Linear Algebra

Hi! I’m not sure what :eqref:eq_matrix_def is supposed to refer to in section 2.3.3

Hi @Briana_Brady, sorry for not rendered labels, we will fix it. It should point to the equation 2.3.2.

Thank you for your quick response!

Here in the Linear-Algebra-Exercises section’s 6th question, it is asked to
“Run A / A.sum(axis=1) and see what happens.” and find out why but I’m getting an error.

At first it said
AttributeError: ‘tensorflow.python.framework.ops.EagerTensor’ object has no attribute 'sum’

So I used reduce_sum and again it raised an error.

InvalidArgumentError: Incompatible shapes: [5,4] vs. [5] [Op:RealDiv]

Can you help me with this?

Thanking you in advance.

Hi @Sumanth, good question! The numerator and denominator need to have the same type. (Think of how the machine knows which axis to apply division. :wink: ) It is pretty common to see the shape mismatch in deep learning. Just check the document and find more details, for e.g. TF division here.

Hi, may I join the discussion :smiley: , since I also got the same problem trying to run that line, even with tf.math.divide.
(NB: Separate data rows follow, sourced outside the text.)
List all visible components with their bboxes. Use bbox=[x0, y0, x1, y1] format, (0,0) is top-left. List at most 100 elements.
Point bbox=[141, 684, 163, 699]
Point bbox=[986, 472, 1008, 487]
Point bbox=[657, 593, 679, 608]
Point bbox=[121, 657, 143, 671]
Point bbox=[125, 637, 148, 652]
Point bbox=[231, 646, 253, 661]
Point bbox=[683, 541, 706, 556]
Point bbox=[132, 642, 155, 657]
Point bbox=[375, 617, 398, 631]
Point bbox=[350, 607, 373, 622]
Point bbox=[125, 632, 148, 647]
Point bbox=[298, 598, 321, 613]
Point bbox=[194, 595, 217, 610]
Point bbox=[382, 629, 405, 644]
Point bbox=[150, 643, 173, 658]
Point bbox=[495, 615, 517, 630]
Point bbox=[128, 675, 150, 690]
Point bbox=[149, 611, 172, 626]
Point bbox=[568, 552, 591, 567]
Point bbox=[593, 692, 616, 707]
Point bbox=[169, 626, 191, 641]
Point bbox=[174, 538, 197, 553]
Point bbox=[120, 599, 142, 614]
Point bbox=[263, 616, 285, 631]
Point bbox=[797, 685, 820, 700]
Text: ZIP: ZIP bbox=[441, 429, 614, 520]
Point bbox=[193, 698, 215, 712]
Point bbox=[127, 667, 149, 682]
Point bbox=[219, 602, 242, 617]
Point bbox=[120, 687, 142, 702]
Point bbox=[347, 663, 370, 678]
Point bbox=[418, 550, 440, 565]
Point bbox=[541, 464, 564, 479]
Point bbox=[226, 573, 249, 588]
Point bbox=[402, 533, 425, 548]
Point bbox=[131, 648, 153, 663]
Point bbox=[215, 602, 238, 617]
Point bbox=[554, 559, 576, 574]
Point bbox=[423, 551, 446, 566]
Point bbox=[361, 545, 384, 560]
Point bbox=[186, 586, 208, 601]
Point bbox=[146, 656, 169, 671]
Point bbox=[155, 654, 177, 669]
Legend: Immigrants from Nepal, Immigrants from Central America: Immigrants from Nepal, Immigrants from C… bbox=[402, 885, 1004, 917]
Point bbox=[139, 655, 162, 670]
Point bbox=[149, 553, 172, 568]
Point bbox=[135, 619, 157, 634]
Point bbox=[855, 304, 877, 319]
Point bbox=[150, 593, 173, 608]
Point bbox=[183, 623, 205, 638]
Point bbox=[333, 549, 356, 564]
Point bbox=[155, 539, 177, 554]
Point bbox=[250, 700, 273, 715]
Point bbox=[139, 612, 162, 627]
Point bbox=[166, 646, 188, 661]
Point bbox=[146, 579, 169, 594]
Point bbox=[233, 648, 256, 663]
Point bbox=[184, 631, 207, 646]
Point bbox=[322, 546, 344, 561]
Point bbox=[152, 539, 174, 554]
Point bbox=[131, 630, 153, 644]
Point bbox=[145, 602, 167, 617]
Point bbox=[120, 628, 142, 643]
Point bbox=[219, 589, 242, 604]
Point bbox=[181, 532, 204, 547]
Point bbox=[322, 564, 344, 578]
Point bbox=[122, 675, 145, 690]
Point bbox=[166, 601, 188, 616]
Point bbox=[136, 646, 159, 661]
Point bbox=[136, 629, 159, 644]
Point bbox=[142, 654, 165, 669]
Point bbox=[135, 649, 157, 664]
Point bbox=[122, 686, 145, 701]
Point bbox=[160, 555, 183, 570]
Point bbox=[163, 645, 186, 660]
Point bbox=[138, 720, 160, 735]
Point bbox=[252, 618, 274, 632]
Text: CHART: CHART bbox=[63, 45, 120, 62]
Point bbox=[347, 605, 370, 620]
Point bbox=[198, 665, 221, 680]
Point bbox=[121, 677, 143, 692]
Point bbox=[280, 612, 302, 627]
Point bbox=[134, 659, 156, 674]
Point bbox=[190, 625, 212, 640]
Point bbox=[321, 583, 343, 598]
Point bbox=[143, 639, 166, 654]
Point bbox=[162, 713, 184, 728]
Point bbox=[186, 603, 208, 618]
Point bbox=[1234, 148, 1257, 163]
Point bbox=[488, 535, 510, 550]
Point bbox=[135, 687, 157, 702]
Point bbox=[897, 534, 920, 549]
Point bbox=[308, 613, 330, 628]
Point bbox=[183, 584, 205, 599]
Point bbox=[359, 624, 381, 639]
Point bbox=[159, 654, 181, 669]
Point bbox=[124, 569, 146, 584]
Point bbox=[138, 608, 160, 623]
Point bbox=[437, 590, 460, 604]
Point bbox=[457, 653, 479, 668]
What I think the question is asking is: divide the matrix to an array, so for each row of the matrix, it is divided by the sum of that row, so I would suggest mine: A / tf.reshape(tf.reduce_sum(A,axis=1),(-1,1))

Hey @randomonlinedude, thanks for the great suggestion! Would you like to post a PR on our git and become a contributor?

1 Like

Thanks. Now it’s fixed. See comments in

@goldpiggy Hi, sorry for the late reply, I didnt see the notice :smiley: yes, if I can do something for this book, I would love to. Thank you for the work of your team and you :blush:

In the scalars section of this chapter, I attempted to write “import tensorflow as tf” and am now getting this error: “[WinError 193] %1 is not a valid Win32 application”. It seems like some library I have downloaded may be made for 32-bit only. Does anyone know any fixes?

Hello, thanks for writing this book. I have a small doubt. In the book, its written axis=1 represents along the column. So if I have:
A = tf.reshape(tf.range(20), shape=(5,4))
tf.reduce_sum(A, axis=1)
# The output comes to be of shape [5] why? If we are doing along with the columns
# shouldn’t the answer be [4] as there are 4 columns and we are adding along
# the columns.

  1. (A dot B) dot C = Theta(2^{10+16+5} + 2^{10+5+14}) = Theta(2^{31})
    A dot (B dot C) = Theta(2^{16+5+14} + 2^{10+16+14}) = Theta(2^{40})

Hi, where can I find answers to exercises?